En cela, par le fait d’avoir attendu près d’un demi-siècle pour raconter son histoire, elle ressemble à beaucoup d’anciens déportés. Puisque c’est de la déportation des juifs qu’il s’agit. Comme si la parole avait exigé tout ce délai pour se faire entendre. Car chaque mot doit atteindre son objectif, qui n’est pas forcément de provoquer l’émotion (le pathos des films commerciaux peut aussi bien réussir à arracher des larmes aux plus endurcis), mais de donner au lecteur la conscience aiguë d’une réalité inadmissible…
Les derniers chapitres de ce livre admirable sont peut-être les plus admirables eux-mêmes, parce que, échappant au récit de l’horreur, l’auteur sort du temps de cette mémoire lointaine.
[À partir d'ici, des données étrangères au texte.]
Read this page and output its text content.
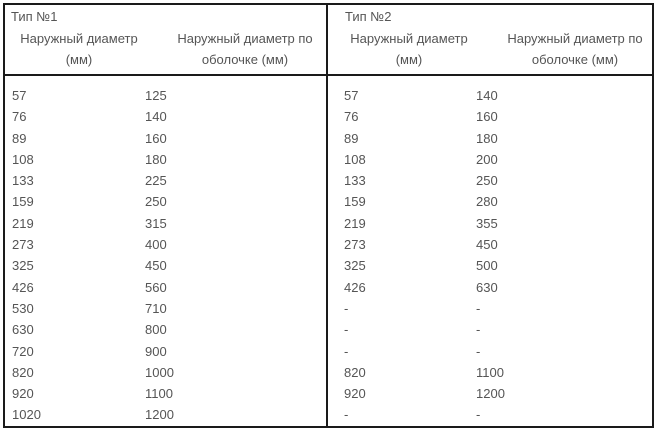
Тип №1
Наружный диаметр
(мм)
Наружный диаметр по
оболочке (мм)
Тип №2
Наружный диаметр
(мм)
Наружный диаметр по
оболочке (мм)
57	125
76	140
89	160
108	180
133	225
159	250
219	315
273	400
325	450
426	560
530	710
630	800
720	900
820	1000
920	1100
1020	1200
57	140
76	160
89	180
108	200
133	250
159	280
219	355
273	450
325	500
426	630
-	-
-	-
-	-
820	1100
920	1200
-	-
Elle s’adresse d’abord à son fils qui ne sait pas et ne saura jamais, quoi que sa mère lui dise et lui écrive, la réalité derrière les mots. Les mots sont là, écrits et prononcés, mais ils ne parviennent pas jusqu’à lui, qui doit vivre. Alors une humanité bouleversante se laisse entrevoir, qui semble, l’espace d’un miracle, plus forte que la chiennerie. »
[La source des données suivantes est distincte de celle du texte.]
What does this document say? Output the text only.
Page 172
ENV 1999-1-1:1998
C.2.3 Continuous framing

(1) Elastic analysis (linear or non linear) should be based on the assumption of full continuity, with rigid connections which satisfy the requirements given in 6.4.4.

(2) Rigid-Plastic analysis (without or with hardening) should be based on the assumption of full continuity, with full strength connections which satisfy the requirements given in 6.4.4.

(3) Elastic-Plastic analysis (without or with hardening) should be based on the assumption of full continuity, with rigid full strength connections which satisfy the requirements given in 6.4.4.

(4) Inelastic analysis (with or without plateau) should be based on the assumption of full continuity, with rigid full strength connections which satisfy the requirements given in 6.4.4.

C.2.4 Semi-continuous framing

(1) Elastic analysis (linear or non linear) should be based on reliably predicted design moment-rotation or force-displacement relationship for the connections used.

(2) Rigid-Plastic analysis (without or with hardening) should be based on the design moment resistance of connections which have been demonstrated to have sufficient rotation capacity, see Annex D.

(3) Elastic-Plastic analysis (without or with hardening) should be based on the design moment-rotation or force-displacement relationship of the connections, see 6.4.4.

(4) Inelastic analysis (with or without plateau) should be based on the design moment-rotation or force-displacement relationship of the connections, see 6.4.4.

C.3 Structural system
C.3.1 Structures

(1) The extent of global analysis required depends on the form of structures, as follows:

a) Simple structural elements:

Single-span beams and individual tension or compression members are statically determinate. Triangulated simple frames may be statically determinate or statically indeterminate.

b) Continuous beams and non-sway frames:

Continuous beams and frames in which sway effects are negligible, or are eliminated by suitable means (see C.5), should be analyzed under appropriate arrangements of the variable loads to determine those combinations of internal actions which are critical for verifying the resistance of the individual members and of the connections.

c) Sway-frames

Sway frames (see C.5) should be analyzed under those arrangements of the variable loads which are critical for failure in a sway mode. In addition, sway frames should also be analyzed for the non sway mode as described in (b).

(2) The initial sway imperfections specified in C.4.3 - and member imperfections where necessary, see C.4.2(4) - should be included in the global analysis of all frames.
Le Monde (10 juillet 2008) :
– « Un demi-siècle après sa déportation, une intellectuelle hollandaise publie une lettre ouverte à son fils, pour raconter d’un ton neutre la tragédie « ordinaire » des juifs aux Pays-Bas. Ce livre discret, tardivement traduit en français, est une leçon de lucidité, un modèle de sobriété littéraire. »
Premières lignes :
– « POURQUOI Un jour – assise dans le train qui me conduit en RDA, je vois défiler sous mes yeux les paysages de l’Allemagne -, une pensée me traverse soudain l’esprit : l’heure est venue de consigner les souvenirs de l’enfant que j’ai été, l’enfant qui a passé, avec sa mère, deux années dans les camps allemands. Épisode qui a bouleversé ma vie.
À partir de là, tout a été scindé en trois : un avant-la-guerre, un pendant-la-guerre, un après-la-guerre. D’une façon brutale et cruelle, une fille juive, E., qui avait grandi dans une famille heureuse et prospère, dans un milieu protégé et cultivé, a vu son enfance prendre fin.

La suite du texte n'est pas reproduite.